Saturday, January 01, 2011
The Opening Duet which goes a back and forth
aron Sorkin’s screenplay for the Facebook origin story The Social Network is a dizzying whirl of snappy, fast-paced dialogue; there were few films this year as enraptured with the sound of smart people talking fast.
Director David Fincher sets up the picture’s sharp-tongued wit immediately, with a memorable opening scene that finds protagonist Mark Zuckerberg (Jesse Eisenberg), a smug Harvard sophomore obsessed with penetrating the university’s social hierarchy, out at a bar with his girlfriend Erica (Rooney Mara).

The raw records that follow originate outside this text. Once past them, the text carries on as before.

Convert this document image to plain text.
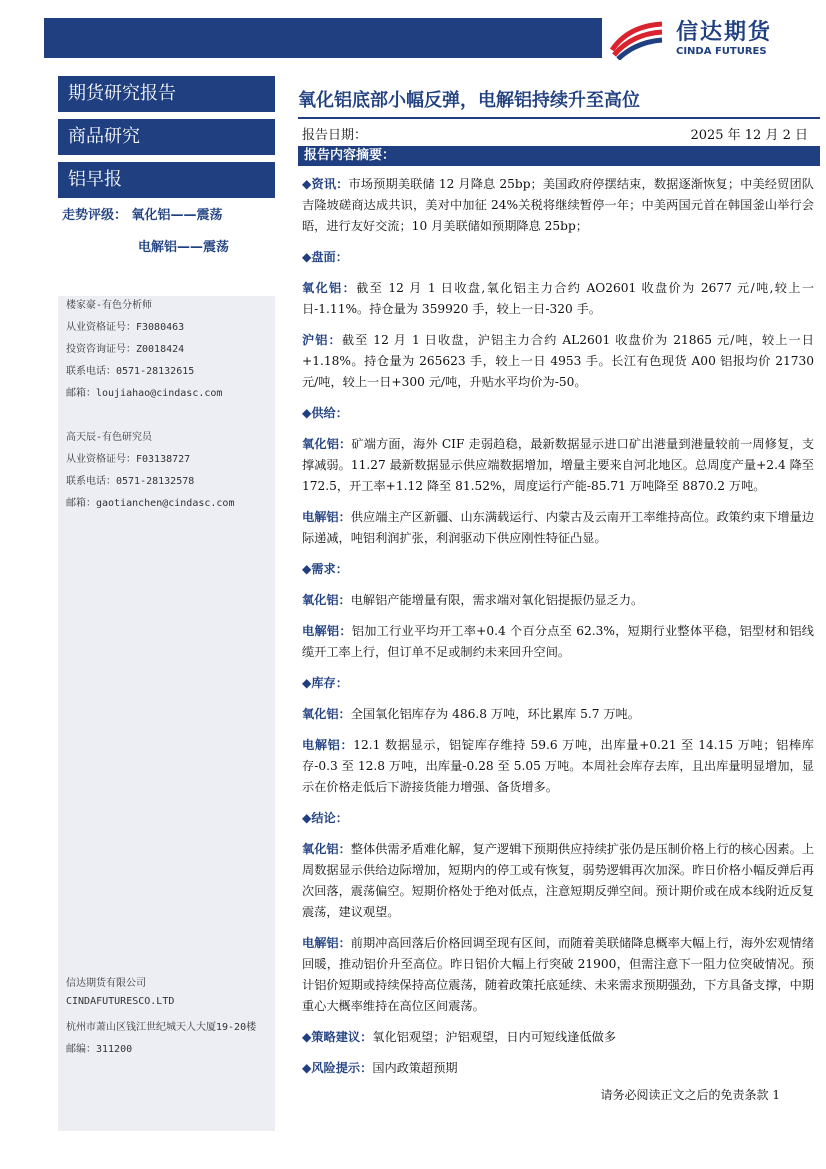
信达期货
CINDA FUTURES
期货研究报告
商品研究
铝早报
走势评级： 氧化铝——震荡
电解铝——震荡
楼家豪-有色分析师
从业资格证号：F3080463
投资咨询证号：Z0018424
联系电话：0571-28132615
邮箱：loujiahao@cindasc.com
高天辰-有色研究员
从业资格证号：F03138727
联系电话：0571-28132578
邮箱：gaotianchen@cindasc.com
信达期货有限公司
CINDAFUTURESCO.LTD
杭州市萧山区钱江世纪城天人大厦19-20楼
邮编：311200
氧化铝底部小幅反弹，电解铝持续升至高位
报告日期：	2025 年 12 月 2 日
报告内容摘要：

◆资讯：市场预期美联储 12 月降息 25bp；美国政府停摆结束，数据逐渐恢复；中美经贸团队吉隆坡磋商达成共识，美对中加征 24%关税将继续暂停一年；中美两国元首在韩国釜山举行会晤，进行友好交流；10 月美联储如预期降息 25bp；

◆盘面：

氧化铝：截至 12 月 1 日收盘,氧化铝主力合约 AO2601 收盘价为 2677 元/吨,较上一日-1.11%。持仓量为 359920 手，较上一日-320 手。

沪铝：截至 12 月 1 日收盘，沪铝主力合约 AL2601 收盘价为 21865 元/吨，较上一日+1.18%。持仓量为 265623 手，较上一日 4953 手。长江有色现货 A00 铝报均价 21730 元/吨，较上一日+300 元/吨，升贴水平均价为-50。

◆供给：

氧化铝：矿端方面，海外 CIF 走弱趋稳，最新数据显示进口矿出港量到港量较前一周修复，支撑减弱。11.27 最新数据显示供应端数据增加，增量主要来自河北地区。总周度产量+2.4 降至 172.5，开工率+1.12 降至 81.52%，周度运行产能-85.71 万吨降至 8870.2 万吨。

电解铝：供应端主产区新疆、山东满载运行、内蒙古及云南开工率维持高位。政策约束下增量边际递减，吨铝利润扩张，利润驱动下供应刚性特征凸显。

◆需求：

氧化铝：电解铝产能增量有限，需求端对氧化铝提振仍显乏力。

电解铝：铝加工行业平均开工率+0.4 个百分点至 62.3%，短期行业整体平稳，铝型材和铝线缆开工率上行，但订单不足或制约未来回升空间。

◆库存：

氧化铝：全国氧化铝库存为 486.8 万吨，环比累库 5.7 万吨。

电解铝：12.1 数据显示，铝锭库存维持 59.6 万吨，出库量+0.21 至 14.15 万吨；铝棒库存-0.3 至 12.8 万吨，出库量-0.28 至 5.05 万吨。本周社会库存去库，且出库量明显增加，显示在价格走低后下游接货能力增强、备货增多。

◆结论：

氧化铝：整体供需矛盾难化解，复产逻辑下预期供应持续扩张仍是压制价格上行的核心因素。上周数据显示供给边际增加，短期内的停工或有恢复，弱势逻辑再次加深。昨日价格小幅反弹后再次回落，震荡偏空。短期价格处于绝对低点，注意短期反弹空间。预计期价或在成本线附近反复震荡，建议观望。

电解铝：前期冲高回落后价格回调至现有区间，而随着美联储降息概率大幅上行，海外宏观情绪回暖，推动铝价升至高位。昨日铝价大幅上行突破 21900，但需注意下一阻力位突破情况。预计铝价短期或持续保持高位震荡，随着政策托底延续、未来需求预期强劲，下方具备支撑，中期重心大概率维持在高位区间震荡。

◆策略建议：氧化铝观望；沪铝观望，日内可短线逢低做多

◆风险提示：国内政策超预期

请务必阅读正文之后的免责条款 1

They volley their dialogue back and forth, the conversation a convoluted series of sidebars, asides, and footnotes, one often charging past the next while the other sputters and lunges. “Sometimes you say two things at once, I’m not sure which one I’m supposed to be aiming at,” she says, not unreasonably, but she turns out to be the slipperier opponent; she breaks up with him at the end of the scene, before he’s even aware of what’s going on.
From the standpoint of pure entertainment, the scene is a humdinger — a whiz-bang Sorkin special. But it also sets up the film beautifully, establishing the contradictions of Zuckerberg’s character, the tone and pace of the picture, and the fierce, sexy intelligence of Erica, who becomes the “Rosebud” to Zuckerberg’s Charles Foster Kane.